By adjusting the amount of the epoxy resin represented by the general formula (1), solder stress resistance can be maximized. In order to bring out the effect of resistance to solder stress, it is desirable that the epoxy resin represented by the general formula (1) is contained in the total epoxy resin by 30% by weight or more, preferably 50% by weight or more. If it is less than 30% by weight, solder stress resistance may be insufficient.

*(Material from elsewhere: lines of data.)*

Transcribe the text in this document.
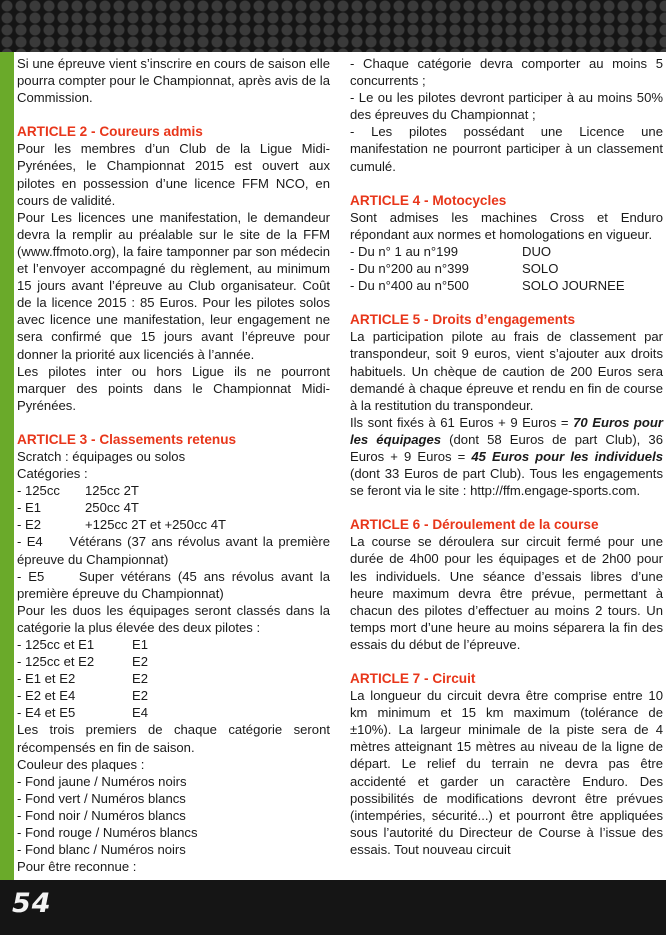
Si une épreuve vient s’inscrire en cours de saison elle pourra compter pour le Championnat, après avis de la Commission.

ARTICLE 2 - Coureurs admis

Pour les membres d’un Club de la Ligue Midi-Pyrénées, le Championnat 2015 est ouvert aux pilotes en possession d’une licence FFM NCO, en cours de validité.

Pour Les licences une manifestation, le demandeur devra la remplir au préalable sur le site de la FFM (www.ffmoto.org), la faire tamponner par son médecin et l’envoyer accompagné du règlement, au minimum 15 jours avant l’épreuve au Club organisateur. Coût de la licence 2015 : 85 Euros. Pour les pilotes solos avec licence une manifestation, leur engagement ne sera confirmé que 15 jours avant l’épreuve pour donner la priorité aux licenciés à l’année.

Les pilotes inter ou hors Ligue ils ne pourront marquer des points dans le Championnat Midi-Pyrénées.

ARTICLE 3 - Classements retenus

Scratch : équipages ou solos

Catégories :

- 125cc	125cc 2T
- E1	250cc 4T
- E2	+125cc 2T et +250cc 4T

- E4     Vétérans (37 ans révolus avant la première épreuve du Championnat)

- E5     Super vétérans (45 ans révolus avant la première épreuve du Championnat)

Pour les duos les équipages seront classés dans la catégorie la plus élevée des deux pilotes :

- 125cc et E1	E1
- 125cc et E2	E2
- E1 et E2	E2
- E2 et E4	E2
- E4 et E5	E4

Les trois premiers de chaque catégorie seront récompensés en fin de saison.

Couleur des plaques :

- Fond jaune / Numéros noirs

- Fond vert / Numéros blancs

- Fond noir / Numéros blancs

- Fond rouge / Numéros blancs

- Fond blanc / Numéros noirs

Pour être reconnue :

- Chaque catégorie devra comporter au moins 5 concurrents ;

- Le ou les pilotes devront participer à au moins 50% des épreuves du Championnat ;

- Les pilotes possédant une Licence une manifestation ne pourront participer à un classement cumulé.

ARTICLE 4 - Motocycles

Sont admises les machines Cross et Enduro répondant aux normes et homologations en vigueur.

- Du n° 1 au n°199	DUO
- Du n°200 au n°399	SOLO
- Du n°400 au n°500	SOLO JOURNEE
ARTICLE 5 - Droits d’engagements

La participation pilote au frais de classement par transpondeur, soit 9 euros, vient s’ajouter aux droits habituels. Un chèque de caution de 200 Euros sera demandé à chaque épreuve et rendu en fin de course à la restitution du transpondeur.

Ils sont fixés à 61 Euros + 9 Euros = 70 Euros pour les équipages (dont 58 Euros de part Club), 36 Euros + 9 Euros = 45 Euros pour les individuels (dont 33 Euros de part Club). Tous les engagements se feront via le site : http://ffm.engage-sports.com.

ARTICLE 6 - Déroulement de la course

La course se déroulera sur circuit fermé pour une durée de 4h00 pour les équipages et de 2h00 pour les individuels. Une séance d’essais libres d’une heure maximum devra être prévue, permettant à chacun des pilotes d’effectuer au moins 2 tours. Un temps mort d’une heure au moins séparera la fin des essais du début de l’épreuve.

ARTICLE 7 - Circuit

La longueur du circuit devra être comprise entre 10 km minimum et 15 km maximum (tolérance de ±10%). La largeur minimale de la piste sera de 4 mètres atteignant 15 mètres au niveau de la ligne de départ. Le relief du terrain ne devra pas être accidenté et garder un caractère Enduro. Des possibilités de modifications devront être prévues (intempéries, sécurité...) et pourront être appliquées sous l’autorité du Directeur de Course à l’issue des essais. Tout nouveau circuit

54
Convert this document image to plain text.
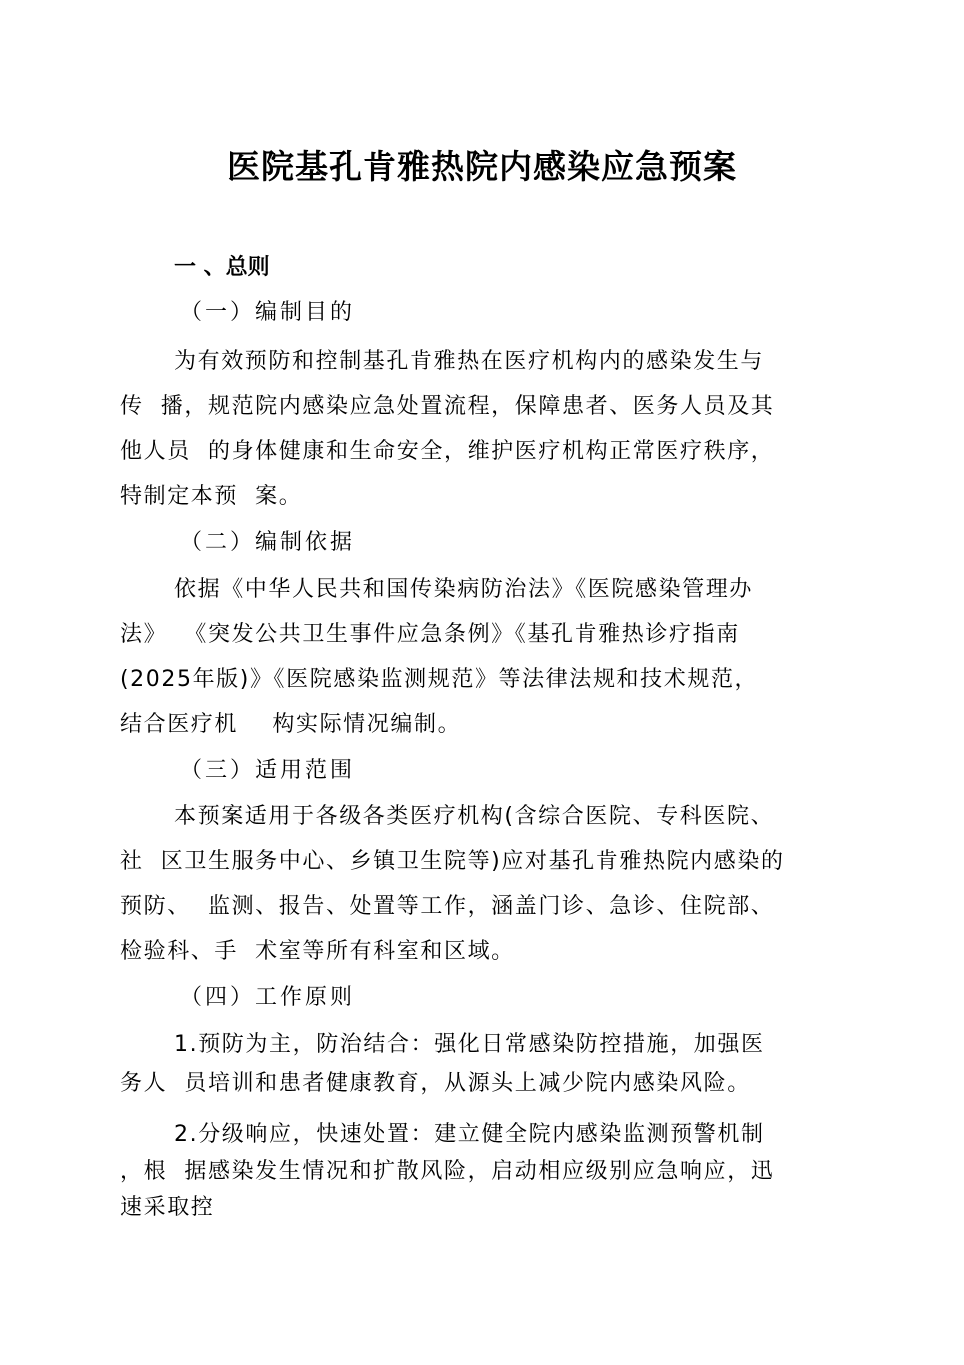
医院基孔肯雅热院内感染应急预案
一 、总则
（一）编制目的
为有效预防和控制基孔肯雅热在医疗机构内的感染发生与
传  播，规范院内感染应急处置流程，保障患者、医务人员及其
他人员  的身体健康和生命安全，维护医疗机构正常医疗秩序，
特制定本预  案。
（二）编制依据
依据《中华人民共和国传染病防治法》《医院感染管理办
法》  《突发公共卫生事件应急条例》《基孔肯雅热诊疗指南
(2025年版)》《医院感染监测规范》等法律法规和技术规范，
结合医疗机    构实际情况编制。
（三）适用范围
本预案适用于各级各类医疗机构(含综合医院、专科医院、
社  区卫生服务中心、乡镇卫生院等)应对基孔肯雅热院内感染的
预防、  监测、报告、处置等工作，涵盖门诊、急诊、住院部、
检验科、手  术室等所有科室和区域。
（四）工作原则
1.预防为主，防治结合：强化日常感染防控措施，加强医
务人  员培训和患者健康教育，从源头上减少院内感染风险。
2.分级响应，快速处置：建立健全院内感染监测预警机制
，根  据感染发生情况和扩散风险，启动相应级别应急响应，迅
速采取控
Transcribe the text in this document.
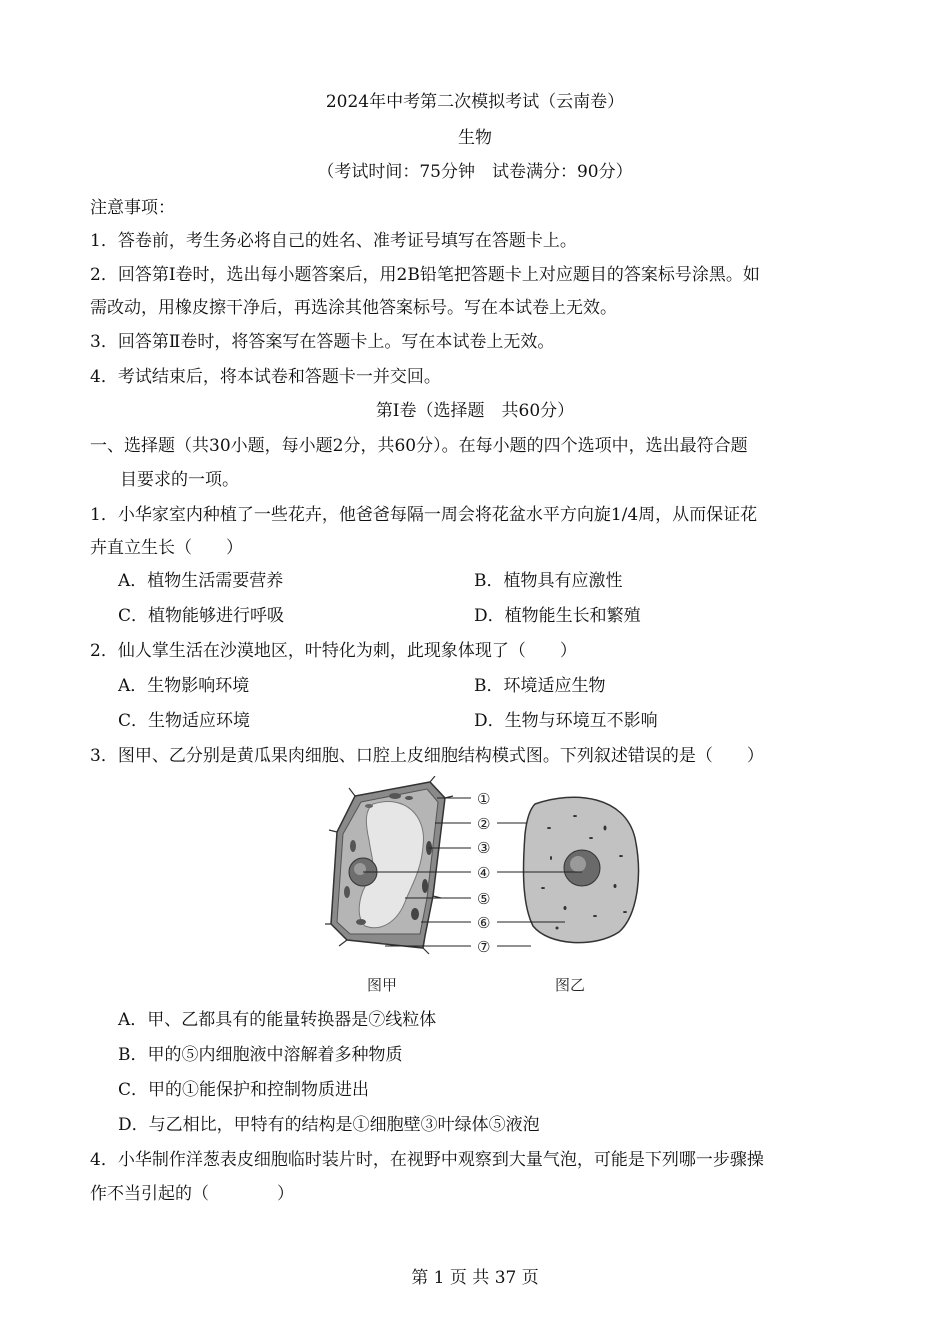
2024年中考第二次模拟考试（云南卷）
生物
（考试时间：75分钟　试卷满分：90分）
注意事项：
1．答卷前，考生务必将自己的姓名、准考证号填写在答题卡上。
2．回答第Ⅰ卷时，选出每小题答案后，用2B铅笔把答题卡上对应题目的答案标号涂黑。如
需改动，用橡皮擦干净后，再选涂其他答案标号。写在本试卷上无效。
3．回答第Ⅱ卷时，将答案写在答题卡上。写在本试卷上无效。
4．考试结束后，将本试卷和答题卡一并交回。
第Ⅰ卷（选择题　共60分）
一、选择题（共30小题，每小题2分，共60分）。在每小题的四个选项中，选出最符合题
目要求的一项。
1．小华家室内种植了一些花卉，他爸爸每隔一周会将花盆水平方向旋1/4周，从而保证花
卉直立生长（　　）
A．植物生活需要营养	B．植物具有应激性
C．植物能够进行呼吸	D．植物能生长和繁殖
2．仙人掌生活在沙漠地区，叶特化为刺，此现象体现了（　　）
A．生物影响环境	B．环境适应生物
C．生物适应环境	D．生物与环境互不影响
3．图甲、乙分别是黄瓜果肉细胞、口腔上皮细胞结构模式图。下列叙述错误的是（　　）
①
②
③
④
⑤
⑥
⑦
图甲	图乙
A．甲、乙都具有的能量转换器是⑦线粒体
B．甲的⑤内细胞液中溶解着多种物质
C．甲的①能保护和控制物质进出
D．与乙相比，甲特有的结构是①细胞壁③叶绿体⑤液泡
4．小华制作洋葱表皮细胞临时装片时，在视野中观察到大量气泡，可能是下列哪一步骤操
作不当引起的（　　　　）
第 1 页 共 37 页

You may use together with another epoxy resin in the range which does not impair the original characteristic of the epoxy resin shown by General formula (1). When using in combination, it is desirable to use monomers, oligomers, and polymers having an epoxy group in the molecule, and those having a low viscosity as much as possible. For example, phenol novolac type epoxy resins, cresol novolac type epoxy resins, biphenyl type epoxy resins, Bisphenol-type epoxy resin, stilbene-type epoxy resin, triphenolmethane-type epoxy resin, naphthol-type epoxy resin, naphthalene-type epoxy resin, alkyl-modified triphenolmethane-type epoxy resin, triazine nucleus-containing epoxy resin, dicyclopentadiene-modified phenol-type epoxy resin Etc. However, when other low-viscosity epoxy resins are used in combination, moldability may be deteriorated. Therefore, the moldability can be improved by using the curing accelerator of the present invention described later.
[0017]
The phenol resin represented by the general formula (2) used in the present invention has a hydrophobic and rigid diphenylene skeleton between phenol groups, and a cured product of a resin composition using the phenol resin has a low moisture absorption rate. The elastic modulus in a high temperature range exceeding Tg is low, and the adhesiveness with a semiconductor element or a lead frame is excellent. In addition, the heat resistance is high for a low crosslink density. Thus, a resin composition using the phenolic resin, sealed semiconductor device, it is possible to obtain high reliability in soldering of a mounting.
[0018]
N in General formula (2) is an average value, Preferably it is a positive number of 1-5, Most preferably, it is 1-3. When n is less than 1, the curability of the epoxy resin is lowered, which is not preferable. When n = 5 is exceeded, the resin viscosity increases and the fluidity of the resin composition decreases, which is not preferable. By adjusting the amount of the phenolic resin represented by the general formula (2), solder stress resistance can be maximized. In order to bring out the effect of resistance to soldering stress, it is desirable that the phenol resin represented by the general formula (2) is 30% by weight or more, preferably 50% by weight or more in the total phenol resin. If it is less than 30% by weight, solder stress resistance may be insufficient.
You may use together with another phenol resin in the range which does not impair the characteristic of the phenol resin shown by General formula (2) used for this invention. When used in combination, it is desirable to use monomers, oligomers, and polymers having a phenolic hydroxyl group in the molecule, and those having a low viscosity as much as possible. For example, phenol novolak resin, cresol novolak resin, naphthol aralkyl resin, triphenolmethane resin Terpene-modified phenol resin, dicyclopentadiene-modified phenol resin, and the like.
The equivalent ratio of epoxy groups of all epoxy resins and phenolic hydroxyl groups of all phenol resins used in the present invention is preferably 0.5 to 2, and more preferably 0.7 to 1.5. If it is out of the range of 0.5 to 2, moisture resistance, curability and the like are lowered, which is not preferable.
[0019]
The total inorganic material used in the present invention is obtained by adding an inorganic filler generally used for a sealing material and an inorganic material such as an antimony compound or an inorganic ion exchanger as a flame retardant added as necessary. The type of inorganic filler used in the present invention is not particularly limited, and examples thereof include fused crushed silica, fused spherical silica, crystalline silica, secondary agglomerated silica, alumina, titanium white, aluminum hydroxide, and the like, particularly fused spherical silica. Is preferred. The shape of the fused spherical silica is preferably infinitely spherical to improve fluidity and has a broad particle size distribution.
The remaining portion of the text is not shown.